As far as price, we paid $3000 last year for our King. If you want to compare "apples to apples" then you have to realize a larger stove will cost more to manufacture. Comparing your beta stove priced at $2000 is not an apples to apples comparison with a $3000 King.

There are many stoves out there in the $2000 price range that will have similar performance as your stove. The title of your thread is "24 hour burn..." which gives the impression the stove will heat someones house for 24 hours. I guess my point is, spend $2000 on a good stove or spend $1000 more and get a fantastic stove.

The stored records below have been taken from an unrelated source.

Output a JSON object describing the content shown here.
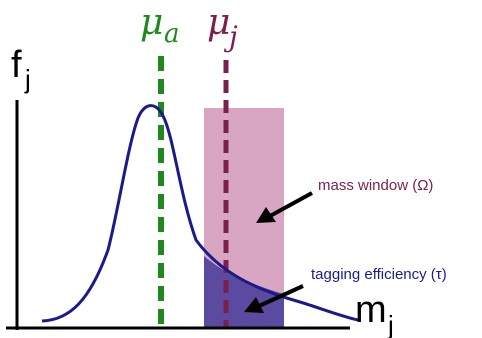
{
  "axes": {
    "y_label": "f",
    "y_label_sub": "j",
    "x_label": "m",
    "x_label_sub": "j"
  },
  "markers": {
    "mu_a": {
      "symbol": "μ",
      "sub": "a",
      "color": "#1e8a1e"
    },
    "mu_j": {
      "symbol": "μ",
      "sub": "j",
      "color": "#7a1f4e"
    }
  },
  "annotations": {
    "mass_window": {
      "text": "mass window (Ω)",
      "color": "#7a1f4e"
    },
    "tagging_efficiency": {
      "text": "tagging efficiency (τ)",
      "color": "#1c1c8c"
    }
  },
  "colors": {
    "curve": "#1a1a8a",
    "window_fill": "#d8a6c3",
    "efficiency_fill": "#5a4aa0",
    "axis": "#000000",
    "arrow": "#000000"
  }
}
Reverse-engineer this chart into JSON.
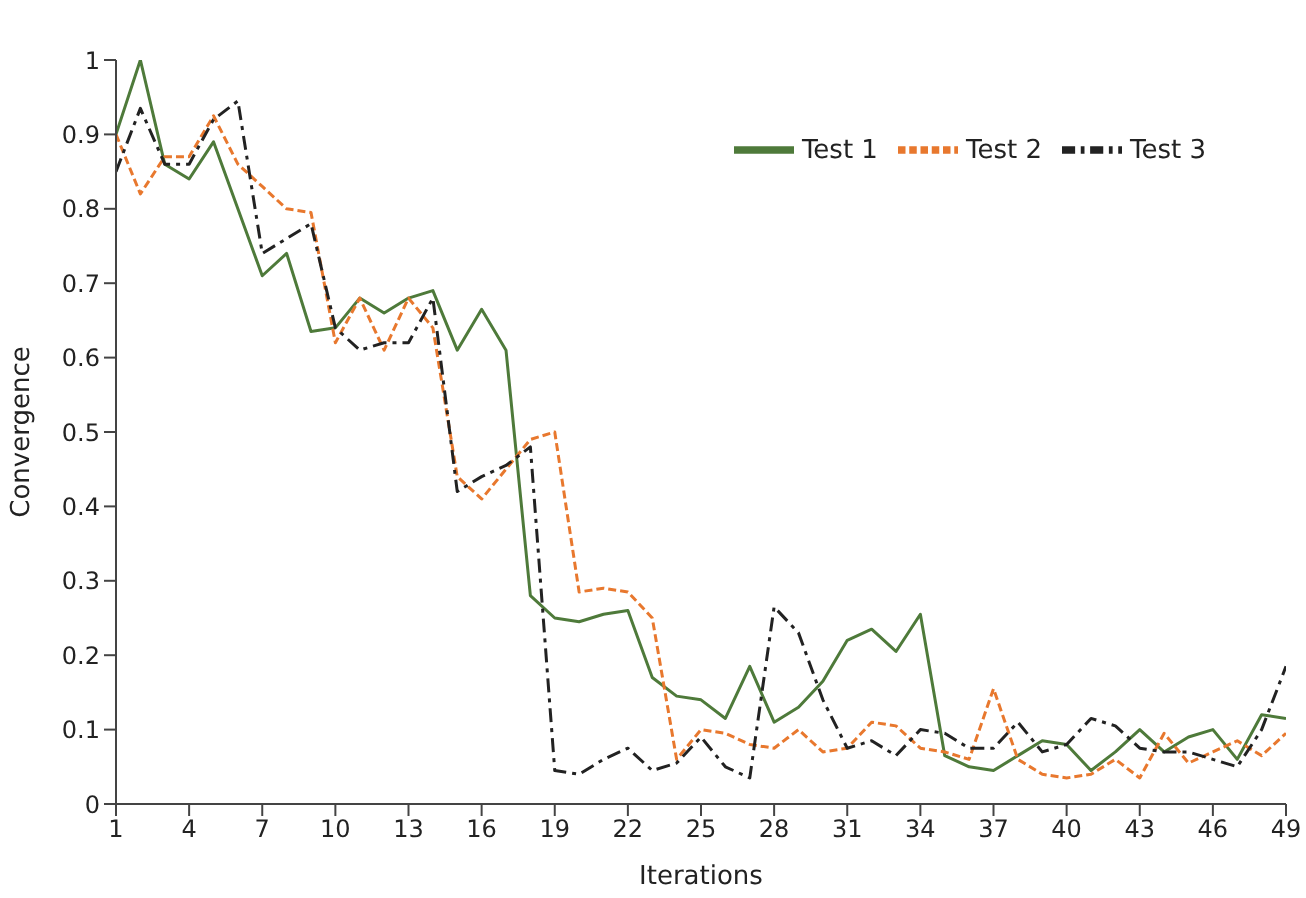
{
  "chart_data": {
    "type": "line",
    "xlabel": "Iterations",
    "ylabel": "Convergence",
    "x": [
      1,
      2,
      3,
      4,
      5,
      6,
      7,
      8,
      9,
      10,
      11,
      12,
      13,
      14,
      15,
      16,
      17,
      18,
      19,
      20,
      21,
      22,
      23,
      24,
      25,
      26,
      27,
      28,
      29,
      30,
      31,
      32,
      33,
      34,
      35,
      36,
      37,
      38,
      39,
      40,
      41,
      42,
      43,
      44,
      45,
      46,
      47,
      48,
      49
    ],
    "series": [
      {
        "name": "Test 1",
        "color": "#4e7a3a",
        "line_style": "solid",
        "values": [
          0.9,
          1.0,
          0.86,
          0.84,
          0.89,
          0.8,
          0.71,
          0.74,
          0.635,
          0.64,
          0.68,
          0.66,
          0.68,
          0.69,
          0.61,
          0.665,
          0.61,
          0.28,
          0.25,
          0.245,
          0.255,
          0.26,
          0.17,
          0.145,
          0.14,
          0.115,
          0.185,
          0.11,
          0.13,
          0.165,
          0.22,
          0.235,
          0.205,
          0.255,
          0.065,
          0.05,
          0.045,
          0.065,
          0.085,
          0.08,
          0.045,
          0.07,
          0.1,
          0.07,
          0.09,
          0.1,
          0.06,
          0.12,
          0.115
        ]
      },
      {
        "name": "Test 2",
        "color": "#e8782e",
        "line_style": "dashed",
        "values": [
          0.9,
          0.82,
          0.87,
          0.87,
          0.925,
          0.86,
          0.83,
          0.8,
          0.795,
          0.62,
          0.68,
          0.61,
          0.68,
          0.64,
          0.44,
          0.41,
          0.45,
          0.49,
          0.5,
          0.285,
          0.29,
          0.285,
          0.25,
          0.06,
          0.1,
          0.095,
          0.08,
          0.075,
          0.1,
          0.07,
          0.075,
          0.11,
          0.105,
          0.075,
          0.07,
          0.06,
          0.155,
          0.06,
          0.04,
          0.035,
          0.04,
          0.06,
          0.035,
          0.095,
          0.055,
          0.07,
          0.085,
          0.065,
          0.095
        ]
      },
      {
        "name": "Test 3",
        "color": "#222222",
        "line_style": "dashdot",
        "values": [
          0.85,
          0.935,
          0.86,
          0.86,
          0.92,
          0.945,
          0.74,
          0.76,
          0.78,
          0.64,
          0.61,
          0.62,
          0.62,
          0.68,
          0.42,
          0.44,
          0.455,
          0.48,
          0.045,
          0.04,
          0.06,
          0.075,
          0.045,
          0.055,
          0.09,
          0.05,
          0.035,
          0.265,
          0.23,
          0.14,
          0.075,
          0.085,
          0.065,
          0.1,
          0.095,
          0.075,
          0.075,
          0.11,
          0.07,
          0.08,
          0.115,
          0.105,
          0.075,
          0.07,
          0.07,
          0.06,
          0.05,
          0.1,
          0.185
        ]
      }
    ],
    "xlim": [
      1,
      49
    ],
    "xticks": [
      1,
      4,
      7,
      10,
      13,
      16,
      19,
      22,
      25,
      28,
      31,
      34,
      37,
      40,
      43,
      46,
      49
    ],
    "ylim": [
      0,
      1
    ],
    "yticks": [
      0,
      0.1,
      0.2,
      0.3,
      0.4,
      0.5,
      0.6,
      0.7,
      0.8,
      0.9,
      1
    ],
    "grid": false,
    "legend": "top right",
    "marker": "none"
  }
}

How would you explain your Blaze King stove having a 45 hour burn time Vs. the Woodstock's 24 hour burn time when the firebox on the Blaze King is only 35% larger?

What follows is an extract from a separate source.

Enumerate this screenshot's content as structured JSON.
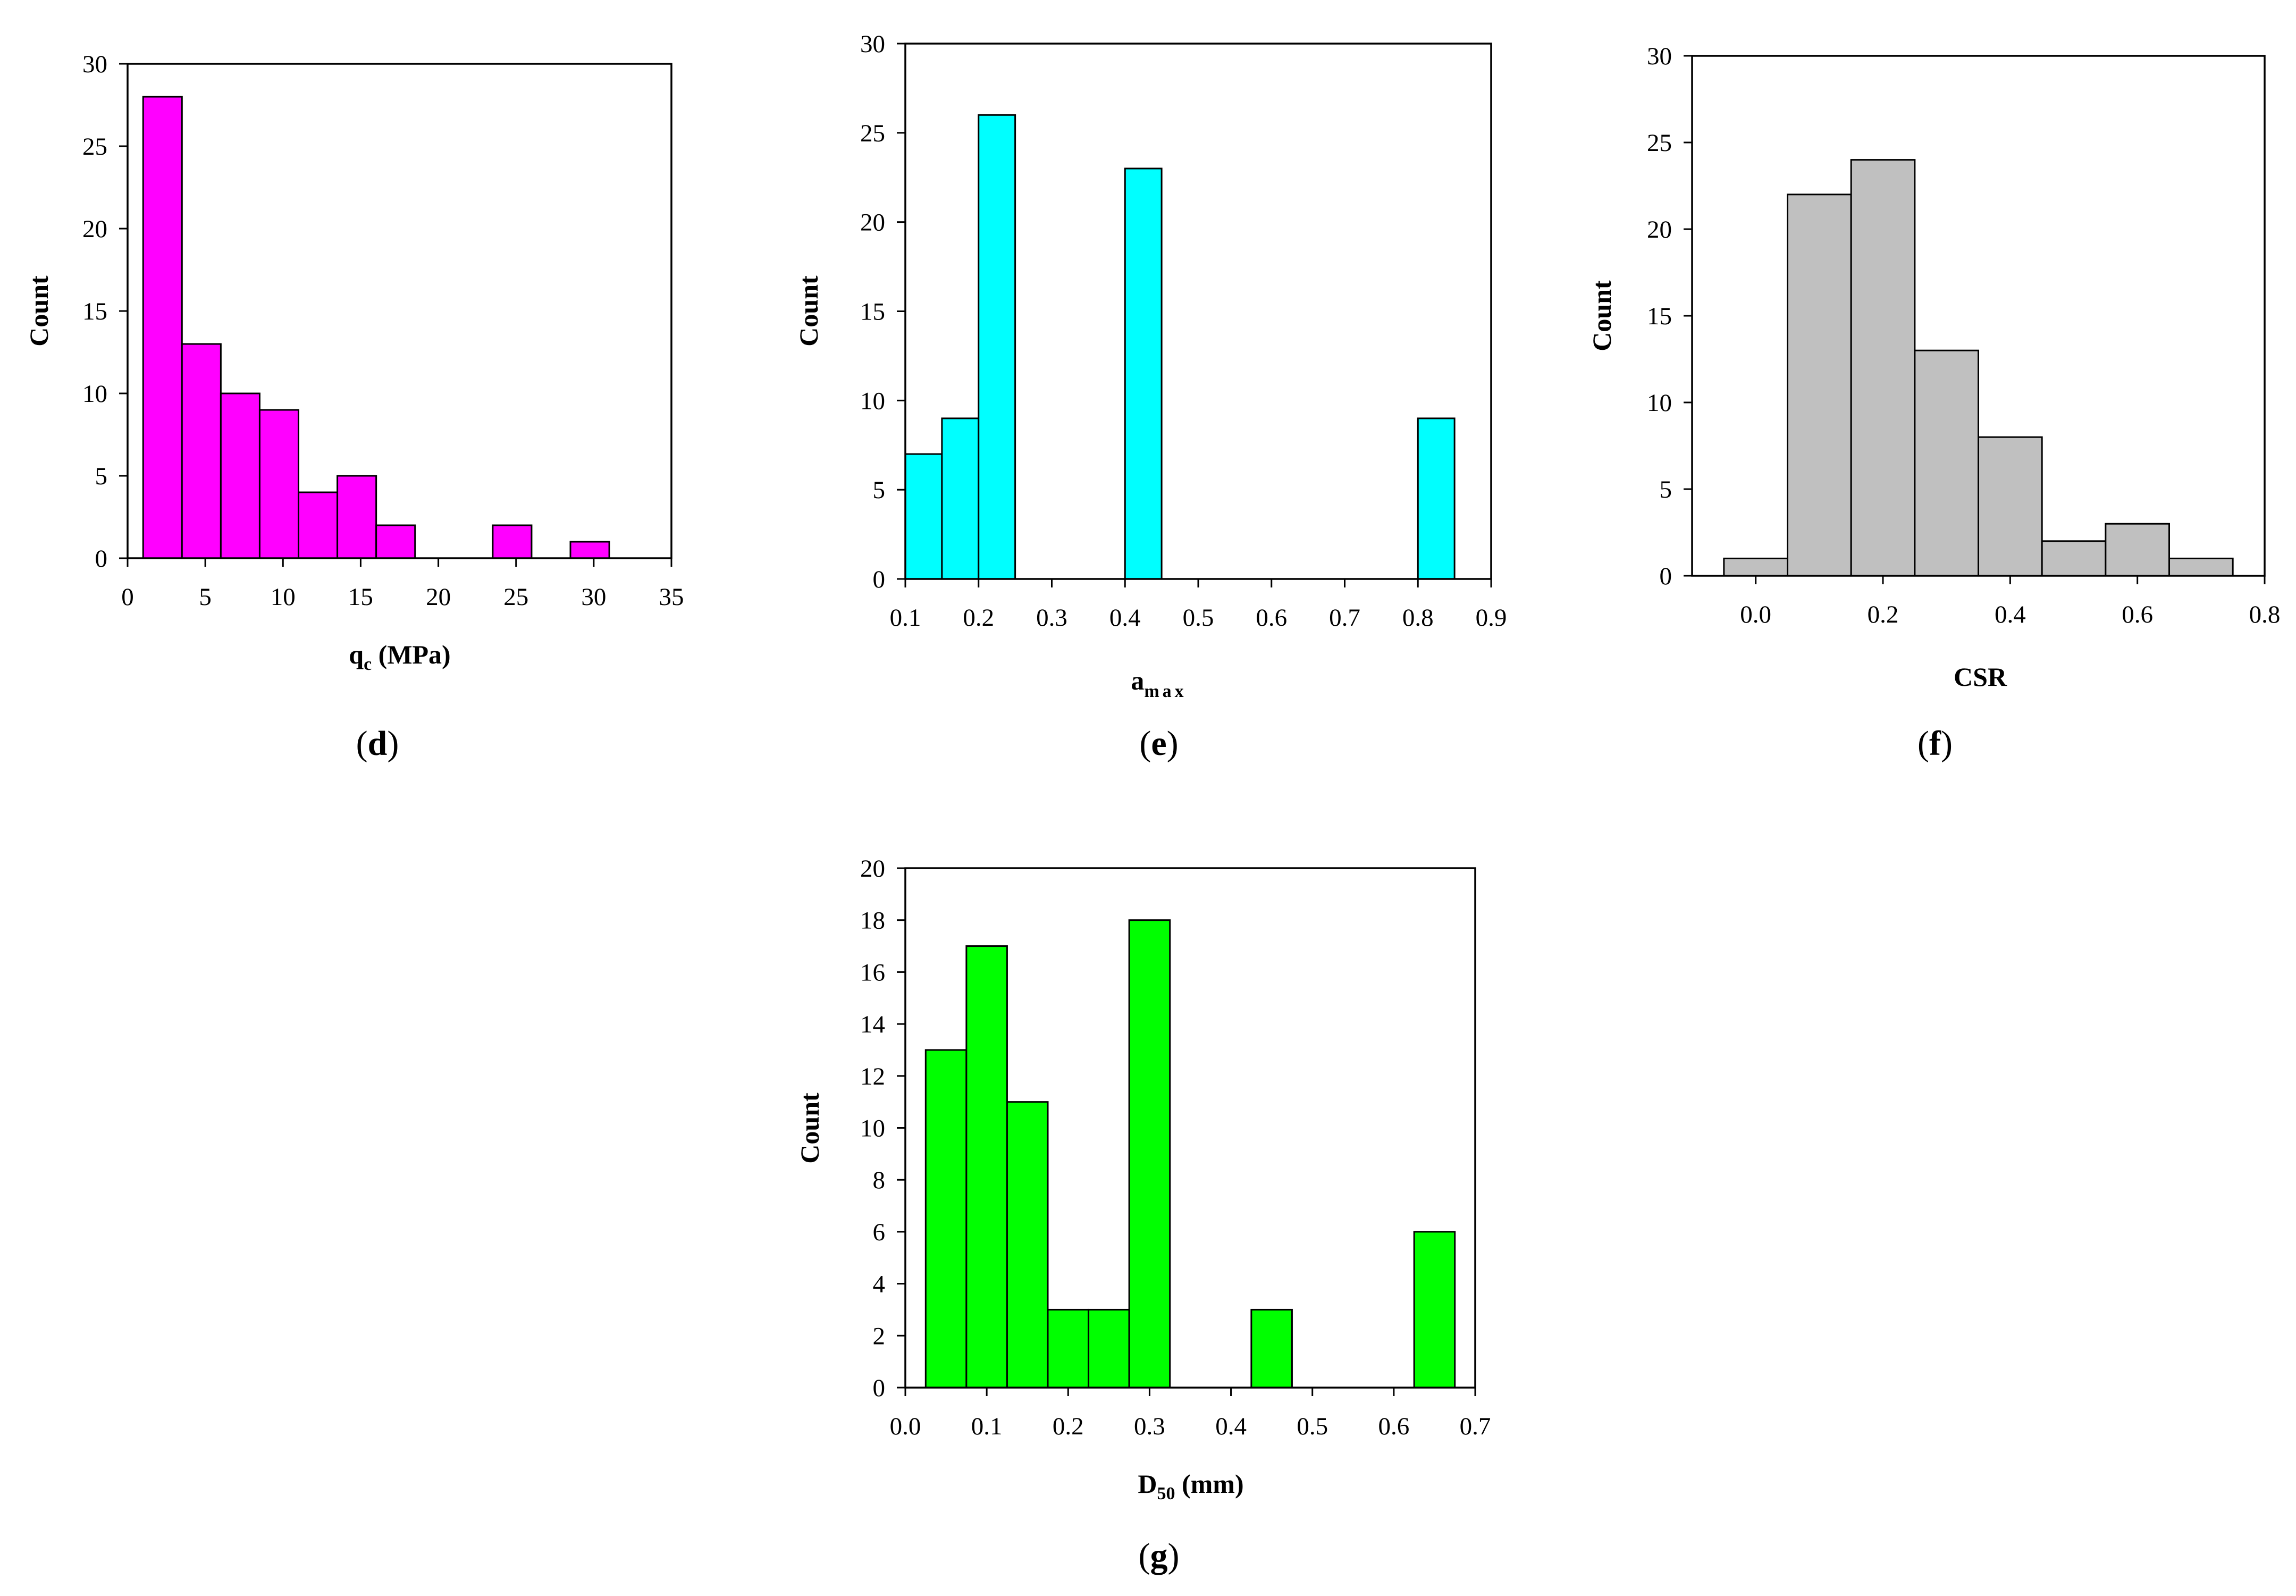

Taking apples to apples into consideration.
 
How would you explain your Blaze King stove having a 45 hour burn time Vs. the Woodstock's 24 hour burn time when the firebox on the Blaze King is only 35% larger?

Taking apples to apples into consideration.

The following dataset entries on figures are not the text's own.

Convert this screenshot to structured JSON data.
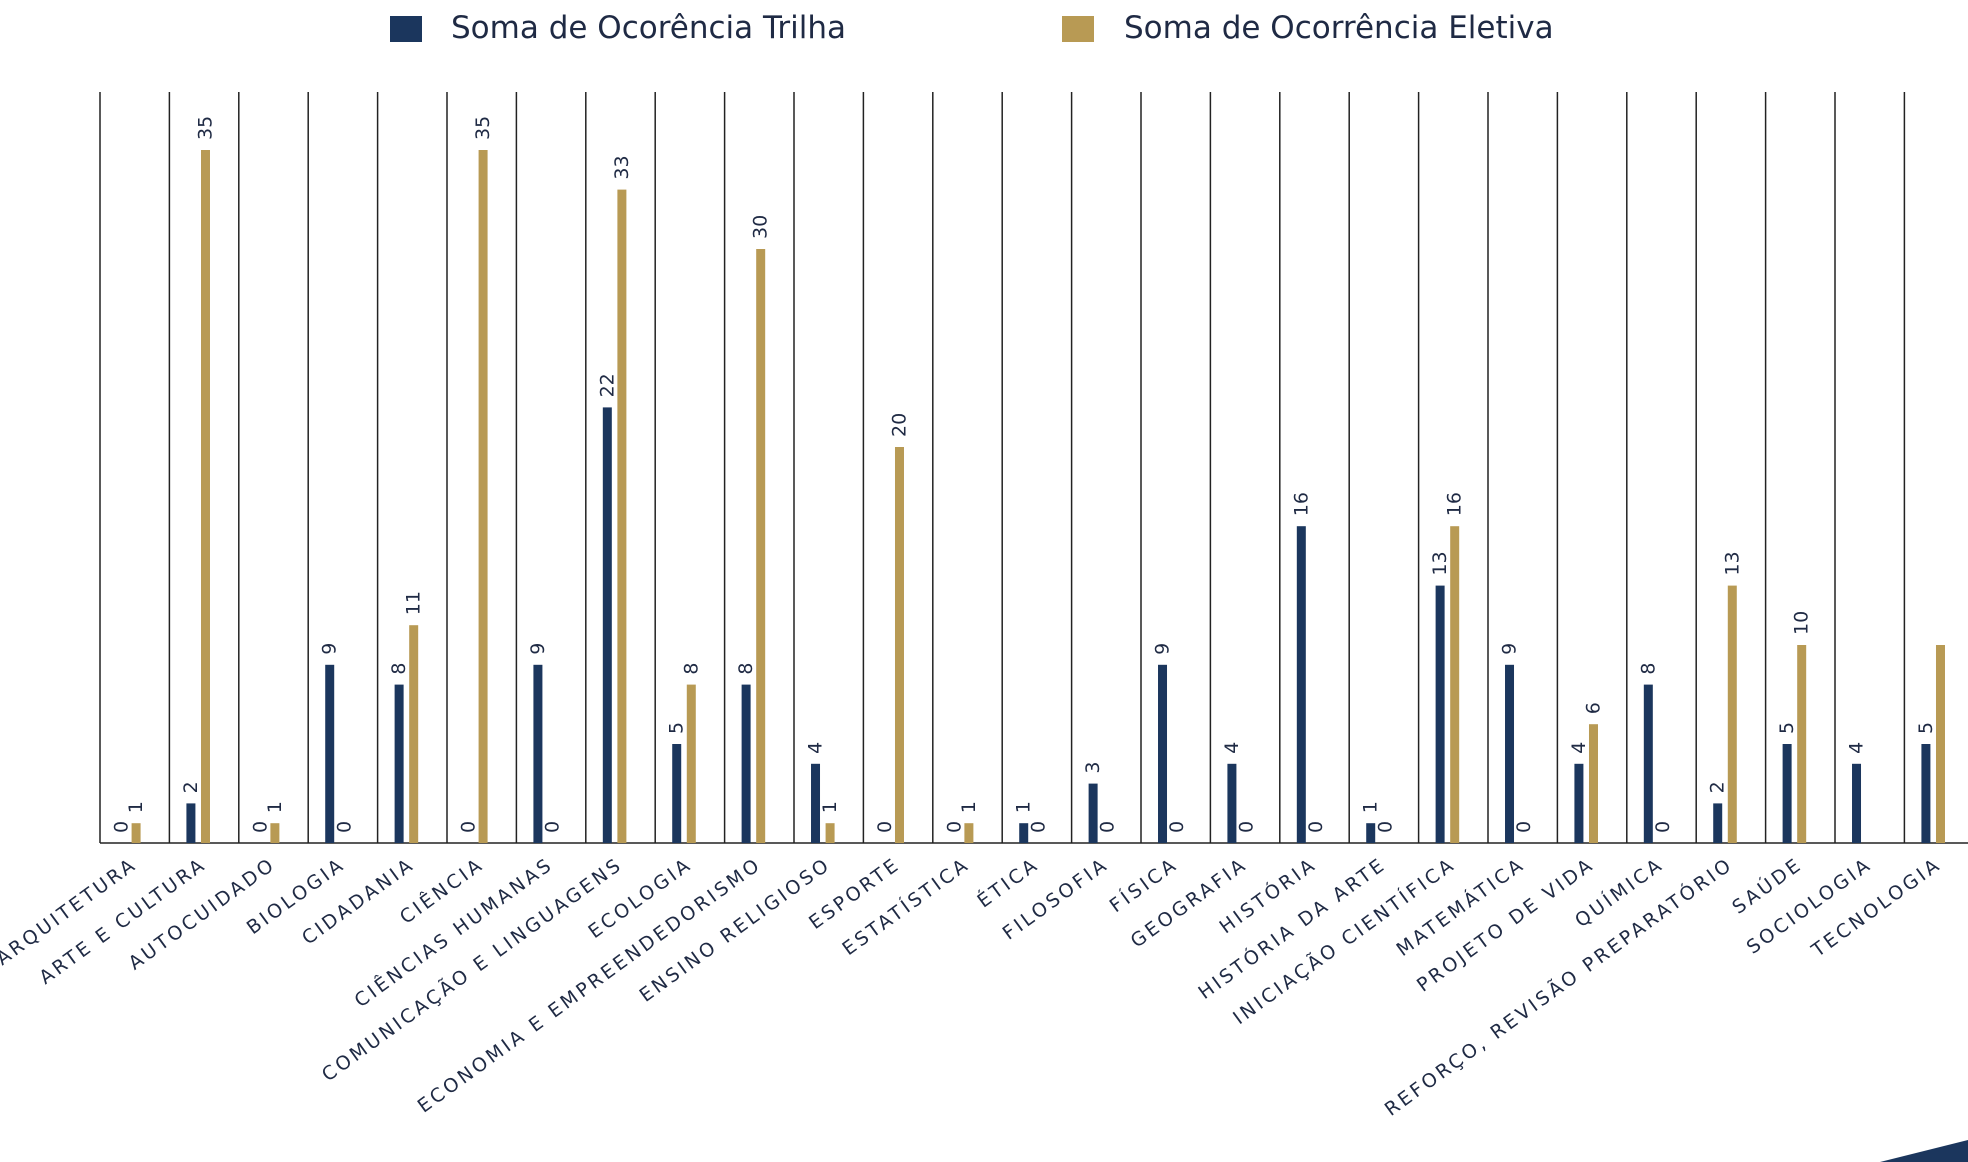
{
  "colors": {
    "trilha": "#1b365d",
    "eletiva": "#b89a54",
    "axis": "#222222",
    "text": "#1f2a44"
  },
  "chart_data": {
    "type": "bar",
    "title": "",
    "xlabel": "",
    "ylabel": "",
    "ylim": [
      0,
      35
    ],
    "grid": "vertical separators between categories",
    "legend_position": "top",
    "categories": [
      "ARQUITETURA",
      "ARTE E CULTURA",
      "AUTOCUIDADO",
      "BIOLOGIA",
      "CIDADANIA",
      "CIÊNCIA",
      "CIÊNCIAS HUMANAS",
      "COMUNICAÇÃO E LINGUAGENS",
      "ECOLOGIA",
      "ECONOMIA E EMPREENDEDORISMO",
      "ENSINO RELIGIOSO",
      "ESPORTE",
      "ESTATÍSTICA",
      "ÉTICA",
      "FILOSOFIA",
      "FÍSICA",
      "GEOGRAFIA",
      "HISTÓRIA",
      "HISTÓRIA DA ARTE",
      "INICIAÇÃO CIENTÍFICA",
      "MATEMÁTICA",
      "PROJETO DE VIDA",
      "QUÍMICA",
      "REFORÇO, REVISÃO PREPARATÓRIO",
      "SAÚDE",
      "SOCIOLOGIA",
      "TECNOLOGIA"
    ],
    "series": [
      {
        "name": "Soma de Ocorência Trilha",
        "values": [
          0,
          2,
          0,
          9,
          8,
          0,
          9,
          22,
          5,
          8,
          4,
          0,
          0,
          1,
          3,
          9,
          4,
          16,
          1,
          13,
          9,
          4,
          8,
          2,
          5,
          4,
          5
        ],
        "labels": [
          "0",
          "2",
          "0",
          "9",
          "8",
          "0",
          "9",
          "22",
          "5",
          "8",
          "4",
          "0",
          "0",
          "1",
          "3",
          "9",
          "4",
          "16",
          "1",
          "13",
          "9",
          "4",
          "8",
          "2",
          "5",
          "4",
          "5"
        ]
      },
      {
        "name": "Soma de Ocorrência Eletiva",
        "values": [
          1,
          35,
          1,
          0,
          11,
          35,
          0,
          33,
          8,
          30,
          1,
          20,
          1,
          0,
          0,
          0,
          0,
          0,
          0,
          16,
          0,
          6,
          0,
          13,
          10,
          0,
          10
        ],
        "labels": [
          "1",
          "35",
          "1",
          "0",
          "11",
          "35",
          "0",
          "33",
          "8",
          "30",
          "1",
          "20",
          "1",
          "0",
          "0",
          "0",
          "0",
          "0",
          "0",
          "16",
          "0",
          "6",
          "0",
          "13",
          "10",
          "",
          ""
        ]
      }
    ]
  }
}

The Blaze King engineers have done their homework. Efficient, controlled burn is the goal and they have nailed it. When you read some of BrianK's posts, you see how the temp is dramatically fluctuating (house temp went up 11 degrees in an hour). That is a sign of poor air control. You will never have really long burn times unless you have even, consistent heat output. To have that, you must have a really good air control system on your stove. That is probably the single biggest thing that sets the Blaze King apart from the rest.

Our daily routine for the King is to load it with pine once per day (every 24 hrs.) right before we go to bed. Anyone who has burned pine knows just how difficult it is to heat a home for 24 hrs. with it. That is the real test for anyone wanting to show off their beta stove. Load it up full with "real" splits of pine and see how many hours of real world heat you get out of it. I'm going to go out on a limb and say, in the case of BrianK's beta stove, somewhere around 12 hours.
 
Hey, back off. This is all about what the unit does for you. It's not a "mine is longer than yours" BS, or posturing.
It's about info, and real time experience. Each of us then decides from what we learn.
BK products are fine, Woodstock is an excellent manufacturer with exceptional customer support direct.
Stihl vs Husky.....who cares as long as it does the job.

Tech details: both cat stoves have a simple bimetallic primary air control that controls the fire for long, clean burns. It was developed and engineered
decades ago (1970s) by the original Vermont Castings crew that improved on the creosote burners such as Ashley. Over many owners in the past, VC quality tanked .
Truth in Bias here: the BK stoves are ugly to me and the boss. At 5 F (temp here now in N.Maine) with no central furnace, if BK can HEAT a 1600 ft² home to a comfort level of
say 70 F (soft or hardwood ) for more than 12 hours, then there is a tooth fairy.
 
At 5 F (temp here now in N.Maine) with no central furnace, if BK can HEAT a 1600 ft² home to a comfort level of
say 70 F (soft or hardwood ) for more than 12 hours, then there is a tooth fairy.[/QUOTE]


Only 12 hours? Why is the bar so low? The King will heat a 1600 sf home to 70 F (@5 F outside) with pine for 20-24 hrs. and 30-40 hrs. with hardwood. Sorry if that is hard to understand. I'm not interested in a pissing match here. Just giving you the facts from my real world experience with the King. Do you have some real world experience with the King that is contrary to what I'm saying? I guess there really is a tooth fairy:)
 
No pissing here Idaho. No, no experience with BK, only many years heating with many wood stoves 24/7, 100%.
Wood stoves only can do only so much real world magic.
Get down to basics: central heat in your place set at ~55-60 F ? Oil, gas, electric ?
Any backup heat on ?
How many cords do you use in a winter ? Species ?
What is the average 24 hour outdoor temps where you are ?
What's the BK stove top temp after 12 hours, 30 h, 40 h ?
Any good primary air control that shuts completely down can keep coals for that 40 hours ...but not heating.
What's the real world delta ( the difference between your outdoor temps--honestly @ 5 F, and desired indoor temp ) ?
Tooth Fairy....no pissing. I do use Stihl saws not Husky.